David considered the group and the implications of what was happening. The attempted assassination of President David Lee had initially been thought to be the work of some right-wing extremist group, dissidents akin to the Wagner Group, who attempted to take out Putin's regime in 2023. Not the Klan, but more likely ‘Christian’ zealots organized into a militia who saw it as their God-ordained mission to rid America of those they blamed for her “demise.” David thought again about the Oklahoma City bombing, the Branch Davidian Raid, the DC Shooter and Columbine. America had her share of home-grown terrorists, men of the ilk of Timothy McVeigh. The news coming now was quite different, and the implications chilled him. The war was no longer with nations—that was all 20th century battles. The past few decades had been about changing everything we knew about warfare and the location of America’s enemies.
“Let’s regroup,” the Secretary of State said, commanding control of the room once again, while casting a wary look at David. Higher in the line of succession than Director Weissmeyer, Shirley wanted the whole room to remember it.
All of the media speculation on right-wing conspiracies had ceased when Al Jazeera aired a breaking news story that an Iranian terrorist organization, Askar Mahdi, or Army of the Mahdi, had claimed responsibility for the attack on the President.
Her fellow cabinet members sat around the semi-circle, their faces reflecting the panic she’d felt at the news. The Secretary of State was wrapping up a conversation with the security detail guarding the President.
“Madam Secretary,” said Rufus McCarthy, senior security agent on the President’s detail, “the President is out of surgery and out of danger.”
The room seemed to let out a collective exhale. Even the Secretary of Homeland Security and the National Security Advisor relaxed a little, but not enough to let their guard down. Heads would roll over this—of that they could be certain. They would be most concerned with keeping theirs.

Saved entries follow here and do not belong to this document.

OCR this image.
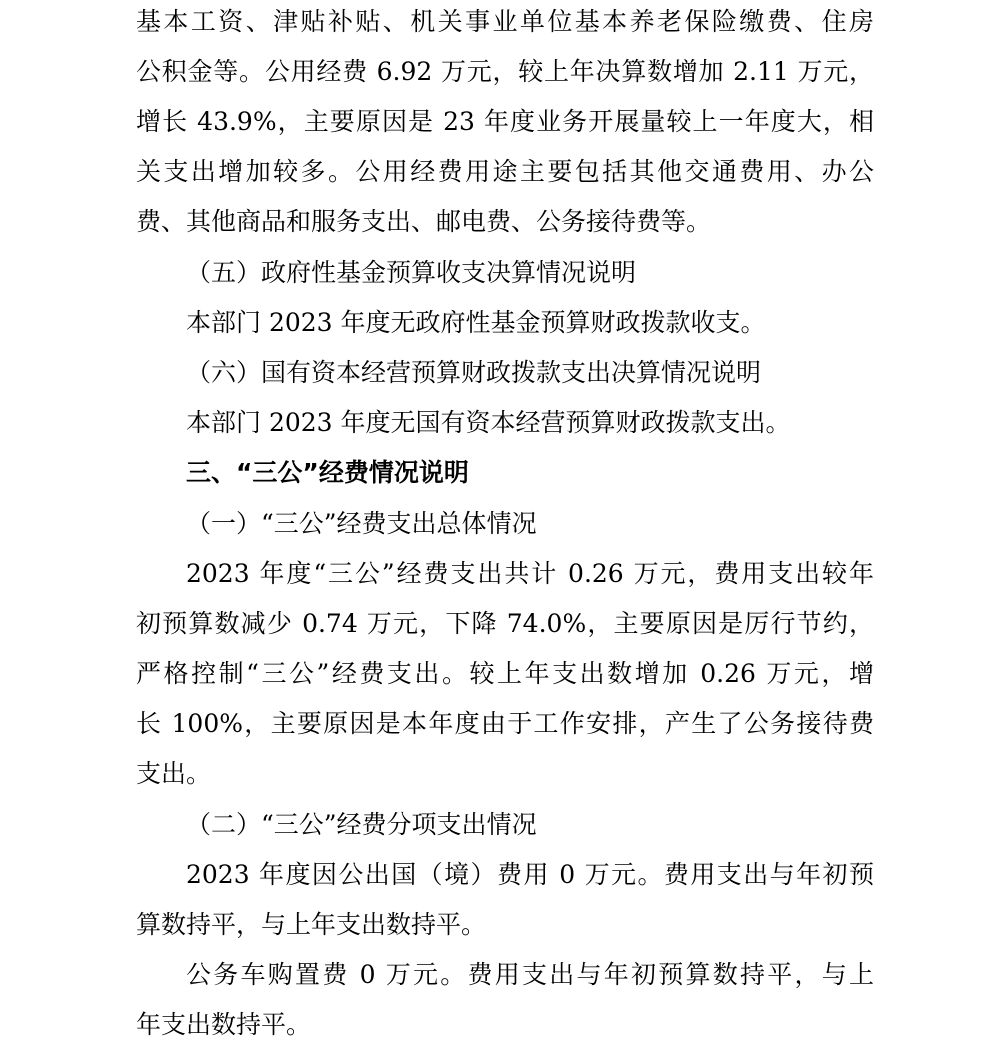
基本工资、津贴补贴、机关事业单位基本养老保险缴费、住房
公积金等。公用经费 6.92 万元，较上年决算数增加 2.11 万元，
增长 43.9%，主要原因是 23 年度业务开展量较上一年度大，相
关支出增加较多。公用经费用途主要包括其他交通费用、办公
费、其他商品和服务支出、邮电费、公务接待费等。
（五）政府性基金预算收支决算情况说明
本部门 2023 年度无政府性基金预算财政拨款收支。
（六）国有资本经营预算财政拨款支出决算情况说明
本部门 2023 年度无国有资本经营预算财政拨款支出。
三、“三公”经费情况说明
（一）“三公”经费支出总体情况
2023 年度“三公”经费支出共计 0.26 万元，费用支出较年
初预算数减少 0.74 万元，下降 74.0%，主要原因是厉行节约，
严格控制“三公”经费支出。较上年支出数增加 0.26 万元，增
长 100%，主要原因是本年度由于工作安排，产生了公务接待费
支出。
（二）“三公”经费分项支出情况
2023 年度因公出国（境）费用 0 万元。费用支出与年初预
算数持平，与上年支出数持平。
公务车购置费 0 万元。费用支出与年初预算数持平，与上
年支出数持平。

President Lee had just opened a monument dedicated to the millions of African slaves who had been cruelly and forcefully brought to the United States and elsewhere in the Americas. Ironic! During a moment lamenting man’s inhumanity to man that such an act of savagery should be perpetrated upon the one trying to heal the wounds of centuries past.
“Thank you, Agent McCarthy, for the update. Keep us posted of all changes,” Secretary of State Shirley Huntington said before she hung up the phone.
“We need to make plans for—” David started, but Secretary Huntington silenced him with a look. He’d rarely disliked her as much as he did right now. The panic in this room, the President’s attack. All could have been averted if she’d listened to what he’d warned her about months ago.
“I am aware of your opinion,” she continued, using a tone that was a sweet slap across his face. She had a way of commanding a room and demanding submission, from her fellow countrymen at least. Her success on the international stage left David with some doubt. As the only person who understood these conflicts better than the State Department, David’s role as head of the CIA had made him uniquely aware of America’s vulnerability and lack of status in the world.
She hung up and began walking to the main room. Everyone seemed unfazed by her summary of the talk with Israel but there really wasn’t anything new. She gave out assignments and deadlines before heading back to her office. There was no longer the fear of a second attack yet there was so much more to be done.
It was to be a night of little sleep for those who worked on the Hill.